Ah, aku ingat. Itu aku memang muntah, dan rasanya
kepalaku berat sekali. Aku bergidik, ada rasa takut yang meliputiku saat itu.
Aku ingat, aku ingat, kuperkenalkan perempuan ini,
meski ingatanku lamat-lamat. Tapi sial, aku tidak ingat namanya, dia perempuan
yang kutemui dan berkenalan denganku di malioboro. Aku memutuskan untuk ngobrol
banyak dengan dia, aku ingat, niatku semula adalah ingin melupakan banyak hal.
Aku sedang tidak ingin bicara pada teman-temanku, aku ingin menghilang dari
mereka sebentar. Sesungguhnya itu jahat, karena mereka hanya pelampiasan,
mereka tidak salah.
Dia seorang pekerja seks komersial, tapi aku ingat,
dia lebih sering menggunakan diksi pelacur untuk menyebut dirinya. Tapi aku
berkeras menyebut pekerjaanya adalah psk, meskipun aku pikir itu sama –secara
awam- . Tapi ini pendapatnya.
“
Lebih keren mungkin kalau istilahku ini pekerja seks komersial, dan pelacur itu
lebih terkesan murahan. Tapi PSK itu Cuma pembelaan, tokh aku ini pelacur,
pelacur juga, lacur “...
Aku
diam. Tepatnya tidak tau mau berkata apa. Dadaku mulai nyeri.
“
ini si menurutku aja ya, yang make nama psk, itu berlindung dibawah nama itu
psk, mereka jadi kaya bilang, ini pekerjaan, karena mereka pekerja seks
komersial, jadi inilah pekerjaan, tapi sama, pelacur-pelacur juga to....”
Perutku seperti dicelupkan sebuah mixer yang
tengah berputar. Bagai baskom yang berisi tepung dan telur yang dikocok. Dan
aku makin bungkam, tapi seksama mendengarkan ceritanya.
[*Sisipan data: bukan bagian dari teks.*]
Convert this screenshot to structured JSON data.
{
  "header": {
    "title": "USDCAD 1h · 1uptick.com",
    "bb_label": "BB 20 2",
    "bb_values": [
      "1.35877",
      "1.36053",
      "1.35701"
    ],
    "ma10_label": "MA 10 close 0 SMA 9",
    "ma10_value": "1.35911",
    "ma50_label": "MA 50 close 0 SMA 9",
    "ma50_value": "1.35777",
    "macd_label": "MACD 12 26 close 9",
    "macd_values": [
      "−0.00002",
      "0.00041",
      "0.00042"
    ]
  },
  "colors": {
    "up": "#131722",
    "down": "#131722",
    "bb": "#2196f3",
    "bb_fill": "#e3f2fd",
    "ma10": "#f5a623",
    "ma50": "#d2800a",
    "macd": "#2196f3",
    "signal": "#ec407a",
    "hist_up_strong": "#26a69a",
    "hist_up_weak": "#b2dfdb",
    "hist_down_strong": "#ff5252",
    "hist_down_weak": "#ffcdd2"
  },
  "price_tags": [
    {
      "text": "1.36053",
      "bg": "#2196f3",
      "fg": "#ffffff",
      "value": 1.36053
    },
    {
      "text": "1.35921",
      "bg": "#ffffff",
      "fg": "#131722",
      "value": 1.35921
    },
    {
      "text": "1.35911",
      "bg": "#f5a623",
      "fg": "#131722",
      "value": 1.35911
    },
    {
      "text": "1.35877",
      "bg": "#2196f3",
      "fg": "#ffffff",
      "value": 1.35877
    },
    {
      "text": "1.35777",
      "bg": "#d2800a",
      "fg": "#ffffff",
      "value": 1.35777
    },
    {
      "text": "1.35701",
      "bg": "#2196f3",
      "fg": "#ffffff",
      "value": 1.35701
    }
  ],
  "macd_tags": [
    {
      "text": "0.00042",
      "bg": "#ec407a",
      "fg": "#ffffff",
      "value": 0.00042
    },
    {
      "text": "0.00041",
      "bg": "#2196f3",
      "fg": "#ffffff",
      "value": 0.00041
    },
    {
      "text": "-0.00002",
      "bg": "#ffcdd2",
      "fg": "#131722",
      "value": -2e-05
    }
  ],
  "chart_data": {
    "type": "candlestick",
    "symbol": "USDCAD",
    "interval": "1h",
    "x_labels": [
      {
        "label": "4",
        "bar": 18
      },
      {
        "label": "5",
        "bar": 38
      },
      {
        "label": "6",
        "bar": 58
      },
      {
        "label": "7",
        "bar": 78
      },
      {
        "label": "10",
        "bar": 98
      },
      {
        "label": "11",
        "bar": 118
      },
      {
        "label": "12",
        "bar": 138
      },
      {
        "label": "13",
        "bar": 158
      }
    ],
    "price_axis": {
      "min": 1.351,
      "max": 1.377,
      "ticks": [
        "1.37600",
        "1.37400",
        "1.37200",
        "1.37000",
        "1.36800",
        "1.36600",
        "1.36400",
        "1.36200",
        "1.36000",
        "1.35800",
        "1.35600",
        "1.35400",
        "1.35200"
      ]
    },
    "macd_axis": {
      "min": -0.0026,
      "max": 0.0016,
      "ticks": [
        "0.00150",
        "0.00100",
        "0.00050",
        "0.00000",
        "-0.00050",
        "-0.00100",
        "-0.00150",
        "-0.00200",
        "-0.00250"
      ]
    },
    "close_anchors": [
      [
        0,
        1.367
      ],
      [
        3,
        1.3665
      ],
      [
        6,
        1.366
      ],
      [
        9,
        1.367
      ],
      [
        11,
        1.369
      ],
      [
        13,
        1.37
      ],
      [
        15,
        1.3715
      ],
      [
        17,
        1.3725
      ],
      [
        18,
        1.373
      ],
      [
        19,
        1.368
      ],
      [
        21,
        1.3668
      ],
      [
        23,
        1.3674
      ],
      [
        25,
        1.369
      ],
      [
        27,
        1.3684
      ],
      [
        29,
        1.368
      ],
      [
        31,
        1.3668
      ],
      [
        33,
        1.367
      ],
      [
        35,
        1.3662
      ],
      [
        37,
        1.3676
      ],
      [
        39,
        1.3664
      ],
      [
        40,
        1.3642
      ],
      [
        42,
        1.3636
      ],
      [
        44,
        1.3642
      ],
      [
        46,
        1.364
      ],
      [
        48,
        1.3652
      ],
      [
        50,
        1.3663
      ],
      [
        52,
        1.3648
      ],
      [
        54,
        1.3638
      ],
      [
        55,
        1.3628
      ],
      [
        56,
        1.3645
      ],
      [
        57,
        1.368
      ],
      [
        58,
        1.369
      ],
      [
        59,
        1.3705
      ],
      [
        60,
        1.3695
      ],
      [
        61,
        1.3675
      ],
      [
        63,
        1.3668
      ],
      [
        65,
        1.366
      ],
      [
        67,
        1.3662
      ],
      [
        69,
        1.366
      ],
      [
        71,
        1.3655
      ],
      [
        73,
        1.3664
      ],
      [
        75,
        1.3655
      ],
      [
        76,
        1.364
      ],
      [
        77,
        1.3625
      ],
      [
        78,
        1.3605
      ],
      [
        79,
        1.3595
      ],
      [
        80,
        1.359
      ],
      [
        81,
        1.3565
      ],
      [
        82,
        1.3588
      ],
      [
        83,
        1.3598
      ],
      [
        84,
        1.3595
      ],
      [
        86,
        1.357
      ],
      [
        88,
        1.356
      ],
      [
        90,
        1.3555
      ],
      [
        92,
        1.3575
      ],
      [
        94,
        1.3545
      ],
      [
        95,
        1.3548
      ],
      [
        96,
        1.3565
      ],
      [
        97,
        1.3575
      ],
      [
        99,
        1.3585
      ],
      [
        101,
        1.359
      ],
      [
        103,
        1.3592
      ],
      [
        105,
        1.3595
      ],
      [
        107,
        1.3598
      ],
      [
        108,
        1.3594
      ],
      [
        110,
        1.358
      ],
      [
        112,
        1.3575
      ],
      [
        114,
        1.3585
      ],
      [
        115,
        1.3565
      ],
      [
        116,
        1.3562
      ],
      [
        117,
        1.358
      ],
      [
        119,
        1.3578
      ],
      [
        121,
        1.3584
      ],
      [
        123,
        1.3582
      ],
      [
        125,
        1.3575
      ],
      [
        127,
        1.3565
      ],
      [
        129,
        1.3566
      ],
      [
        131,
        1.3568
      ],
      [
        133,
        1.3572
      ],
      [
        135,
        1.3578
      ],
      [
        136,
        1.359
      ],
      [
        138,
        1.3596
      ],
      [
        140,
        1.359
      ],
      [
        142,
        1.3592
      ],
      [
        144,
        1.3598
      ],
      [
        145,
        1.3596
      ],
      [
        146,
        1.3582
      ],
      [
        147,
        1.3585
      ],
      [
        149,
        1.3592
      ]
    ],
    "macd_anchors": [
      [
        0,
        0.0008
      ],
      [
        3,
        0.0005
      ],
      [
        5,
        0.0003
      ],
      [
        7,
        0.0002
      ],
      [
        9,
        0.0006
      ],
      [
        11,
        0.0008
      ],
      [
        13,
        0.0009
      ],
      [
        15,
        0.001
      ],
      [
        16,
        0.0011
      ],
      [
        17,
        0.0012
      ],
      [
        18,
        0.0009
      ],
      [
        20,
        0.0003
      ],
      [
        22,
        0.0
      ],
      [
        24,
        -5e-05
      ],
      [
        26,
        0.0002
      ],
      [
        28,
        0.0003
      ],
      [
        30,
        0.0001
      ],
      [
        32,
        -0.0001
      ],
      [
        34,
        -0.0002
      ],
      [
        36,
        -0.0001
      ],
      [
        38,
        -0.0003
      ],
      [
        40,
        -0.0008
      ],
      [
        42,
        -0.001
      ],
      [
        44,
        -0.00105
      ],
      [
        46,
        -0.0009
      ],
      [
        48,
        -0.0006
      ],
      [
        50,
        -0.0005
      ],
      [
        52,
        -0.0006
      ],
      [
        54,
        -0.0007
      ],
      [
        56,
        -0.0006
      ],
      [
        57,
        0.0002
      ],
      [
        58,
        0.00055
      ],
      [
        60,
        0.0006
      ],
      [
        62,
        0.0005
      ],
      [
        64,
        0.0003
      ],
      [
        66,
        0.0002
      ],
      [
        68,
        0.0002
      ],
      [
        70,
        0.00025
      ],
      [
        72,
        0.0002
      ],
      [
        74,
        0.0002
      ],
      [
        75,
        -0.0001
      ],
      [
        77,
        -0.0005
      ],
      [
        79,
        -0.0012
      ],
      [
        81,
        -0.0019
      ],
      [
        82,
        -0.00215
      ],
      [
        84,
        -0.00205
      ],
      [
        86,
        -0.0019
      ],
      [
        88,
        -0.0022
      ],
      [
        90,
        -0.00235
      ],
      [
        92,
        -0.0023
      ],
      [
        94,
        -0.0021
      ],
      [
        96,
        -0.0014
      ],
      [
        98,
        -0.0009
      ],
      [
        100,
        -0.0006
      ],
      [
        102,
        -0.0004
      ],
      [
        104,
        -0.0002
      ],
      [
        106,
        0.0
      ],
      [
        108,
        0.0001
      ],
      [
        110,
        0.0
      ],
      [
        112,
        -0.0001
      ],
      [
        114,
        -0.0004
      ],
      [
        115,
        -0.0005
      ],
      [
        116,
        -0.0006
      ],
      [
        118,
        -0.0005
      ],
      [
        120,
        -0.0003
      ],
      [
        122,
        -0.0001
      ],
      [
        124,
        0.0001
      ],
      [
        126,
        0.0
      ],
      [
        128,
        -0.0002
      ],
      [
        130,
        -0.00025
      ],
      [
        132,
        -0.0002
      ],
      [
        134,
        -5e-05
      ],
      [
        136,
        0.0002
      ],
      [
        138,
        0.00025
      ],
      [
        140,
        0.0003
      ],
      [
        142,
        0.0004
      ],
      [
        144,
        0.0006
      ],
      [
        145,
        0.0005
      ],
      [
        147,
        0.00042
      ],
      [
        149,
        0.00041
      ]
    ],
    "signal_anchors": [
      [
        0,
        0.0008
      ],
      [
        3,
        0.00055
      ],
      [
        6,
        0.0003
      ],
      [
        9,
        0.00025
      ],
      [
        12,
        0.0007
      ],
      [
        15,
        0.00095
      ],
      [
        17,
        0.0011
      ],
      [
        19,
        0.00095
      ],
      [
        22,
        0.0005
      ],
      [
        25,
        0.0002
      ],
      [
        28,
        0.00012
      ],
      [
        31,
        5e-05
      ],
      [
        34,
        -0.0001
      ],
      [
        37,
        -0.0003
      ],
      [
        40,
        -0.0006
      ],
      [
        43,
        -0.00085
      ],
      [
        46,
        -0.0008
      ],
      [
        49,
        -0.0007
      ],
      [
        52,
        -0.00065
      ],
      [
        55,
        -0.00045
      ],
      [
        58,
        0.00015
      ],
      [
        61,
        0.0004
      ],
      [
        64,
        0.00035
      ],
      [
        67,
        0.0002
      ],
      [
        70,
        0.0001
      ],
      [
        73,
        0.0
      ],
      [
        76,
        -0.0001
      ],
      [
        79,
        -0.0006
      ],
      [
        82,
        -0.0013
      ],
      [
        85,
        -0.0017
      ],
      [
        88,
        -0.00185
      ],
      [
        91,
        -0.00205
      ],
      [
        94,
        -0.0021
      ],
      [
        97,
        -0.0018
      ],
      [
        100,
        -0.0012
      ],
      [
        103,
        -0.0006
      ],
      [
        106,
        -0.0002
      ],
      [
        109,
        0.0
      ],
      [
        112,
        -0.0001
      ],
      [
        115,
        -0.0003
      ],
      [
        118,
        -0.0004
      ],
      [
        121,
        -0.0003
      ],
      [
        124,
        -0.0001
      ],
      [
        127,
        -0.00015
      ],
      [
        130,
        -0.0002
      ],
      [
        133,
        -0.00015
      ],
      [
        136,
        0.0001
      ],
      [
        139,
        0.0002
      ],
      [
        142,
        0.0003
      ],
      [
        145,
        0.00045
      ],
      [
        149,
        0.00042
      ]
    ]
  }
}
Barangkali jika dia
menjadi seorang mahasiswa aktivis atau dia seorang guru ngaji, mungkin dia
banyak disukai muridnya, sebab cara berceritanya menyenangkan. Takkan lari para
muridnya karena kebosanan tertidur mendengar pelajarannya.#bersambung, panjang soalnya.
ini cerita tentang kebiasaan buruk berjalan-jalan sendirian. dalam keadaan kurang baik hati dan badannya. kejadian ini terulang, kebiasaan sok penasaran, dan sok mau tau orang lain. perempuan itu terlalu yakin kalau aku tidak punya blog untuk menuliskan ceritanya.